As we have discussed many times, Falcon PCIe expansion chassis are PCIe fabric switches integrated. For users who’d like to build a smaller scale composable infrastructure, the network fabric can be taken out from the system, simply leverage PCIe as external interconnect between computing node and the resource pool. On the other hand, large-scale composable infrastructure can take advantage of the integrated PCIe fabric to reduce the number of network fabrics required in the entire system. Either way the Falcon composable solution assures performance and significantly reduces the spending on hardware while the composability enables dynamic allocation of resources and higher device utilization rate further reduces the IT footprint in the datacenters.

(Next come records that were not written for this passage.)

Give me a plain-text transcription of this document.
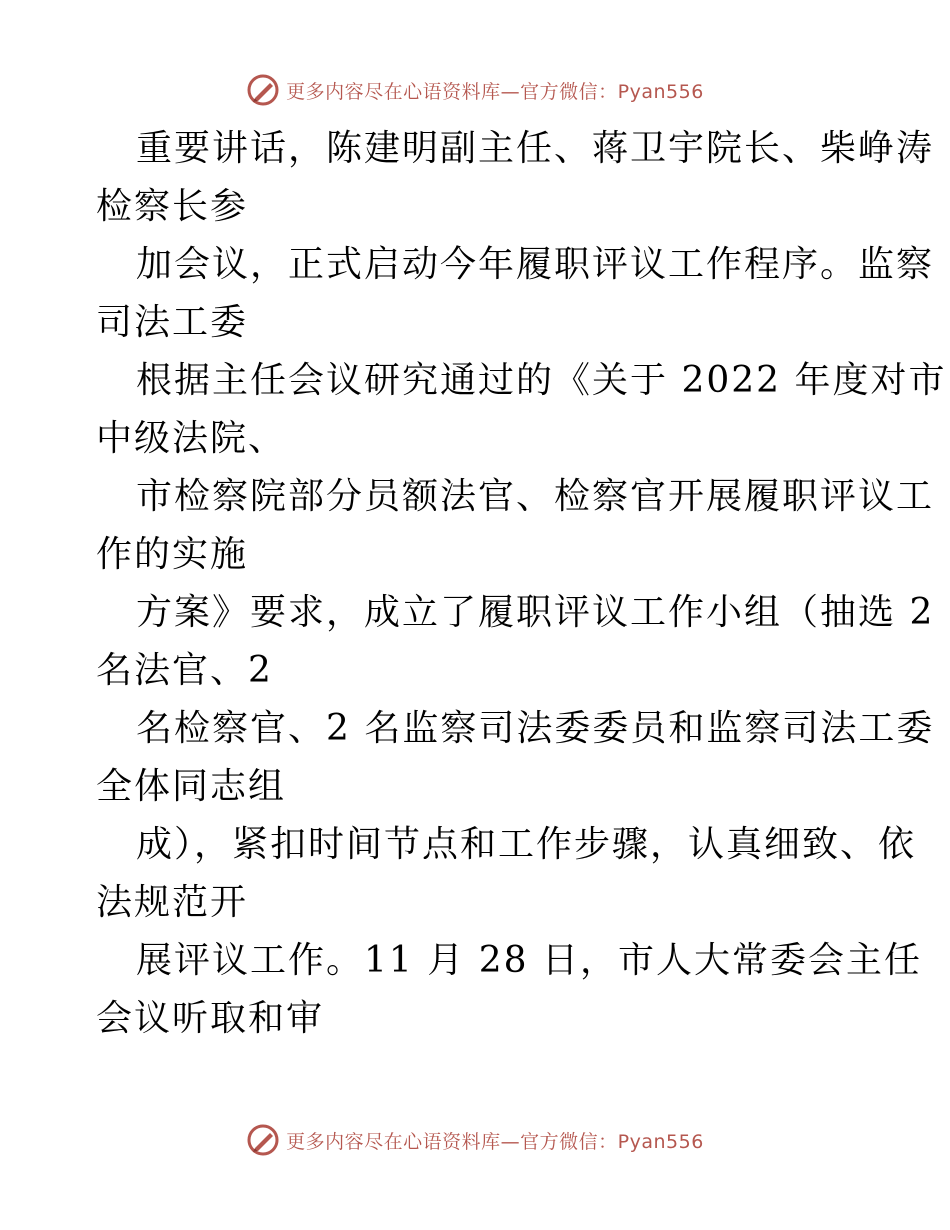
更多内容尽在心语资料库—官方微信：Pyan556
重要讲话，陈建明副主任、蒋卫宇院长、柴峥涛
检察长参
加会议，正式启动今年履职评议工作程序。监察
司法工委
根据主任会议研究通过的《关于 2022 年度对市
中级法院、
市检察院部分员额法官、检察官开展履职评议工
作的实施
方案》要求，成立了履职评议工作小组（抽选 2
名法官、2
名检察官、2 名监察司法委委员和监察司法工委
全体同志组
成），紧扣时间节点和工作步骤，认真细致、依
法规范开
展评议工作。11 月 28 日，市人大常委会主任
会议听取和审
更多内容尽在心语资料库—官方微信：Pyan556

In addition to the aforementioned benefits, the Falcon PCIe expansion chassis are plugged and play, it speeds up deployment process. To implement Falcon Composable Solution, IT managers only have to connect the expansion chassis directly to any compute node with the external PCIe cables then it’s good to go.
Following the implementation of Falcon composable solution, the system management would be much easier as well. Now you have only one protocol, which is PCIe, between resource pools and a unified management interface.
We are currently at the era of PCIe4.0, and PCIe 5.0 will soon, perhaps at the end of 2023, take over datacenters as the primary protocol for device communication. In order to successfully disaggregate computing resources for higher utilization rate, the composable architecture based on PCIe fabric switches perhaps is the most direct and economically efficient solution for datacenters.